The renovation also introduced specific Dutch design innovations, such as the "banana" island and the "freak cone" (a tapered bike lane). Slaughter explains that "the bicycle path is wider at the start than at the end like the shape of a freak cone. This allows more people to queue up to wait and when the light goes green people cycling can easily negotiate who goes first." This is a masterclass in flow engineering, treating cyclists as a fluid rather than a series of individual vehicles. Transportation engineers in other countries should indeed take note, as this approach maximizes throughput without increasing speed or danger.
The Reality of Disruption
Slaughter is careful not to romanticize the construction process. He acknowledges the logistical headaches, particularly regarding public transit and mopeds. While the temporary bridge accommodated walkers and cyclists, it was too narrow for mopeds, which were banned from the path and enforced by "license plate cameras." He notes, "almost every moped Rider I saw was walking their vehicle." This detail is vital; it shows that the city was willing to enforce difficult rules to maintain safety, a level of political will often missing elsewhere.

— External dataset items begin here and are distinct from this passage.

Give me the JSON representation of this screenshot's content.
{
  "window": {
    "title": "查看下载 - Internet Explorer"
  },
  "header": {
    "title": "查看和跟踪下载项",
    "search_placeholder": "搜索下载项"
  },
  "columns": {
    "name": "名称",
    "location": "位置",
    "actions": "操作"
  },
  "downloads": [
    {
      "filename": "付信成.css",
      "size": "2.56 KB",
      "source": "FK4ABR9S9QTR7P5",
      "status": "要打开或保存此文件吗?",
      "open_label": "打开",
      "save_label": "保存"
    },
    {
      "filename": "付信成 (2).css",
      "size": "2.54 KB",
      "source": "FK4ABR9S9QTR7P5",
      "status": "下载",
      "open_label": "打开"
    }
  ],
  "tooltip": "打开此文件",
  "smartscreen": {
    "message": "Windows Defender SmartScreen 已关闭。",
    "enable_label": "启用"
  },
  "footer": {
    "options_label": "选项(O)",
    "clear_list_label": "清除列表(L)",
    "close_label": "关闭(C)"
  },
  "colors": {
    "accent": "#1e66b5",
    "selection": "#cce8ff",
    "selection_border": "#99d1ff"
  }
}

Furthermore, the project revealed the inefficiencies of the permanent structure itself. Even after the renovation, a flaw remains where "a single car turning left can block a public transit vehicle with dozens of people on it." Slaughter admits this is a "ridiculous situation," noting that the shared lane design on the bridge itself is a compromise that still prioritizes cars over the flow of mass transit. This is a fair counterpoint to the otherwise glowing review: even in Amsterdam, the legacy of car-centric design is not fully erased, and the bridge still suffers from a "shared lane" that creates potential bottlenecks.
Designing for bicycles is very different from designing for cars.
Bottom Line
The strongest part of Slaughter's argument is the empirical proof provided by the four-month closure: the city did not collapse, and in many ways, it functioned more smoothly without cars. The piece's biggest vulnerability is its reliance on a specific cultural context where cycling is already the norm, which may make the lessons harder to apply in cities where car dependency is deeply entrenched. However, the core takeaway remains undeniable: when you stop designing for the car, the city stops feeling like a machine built for it.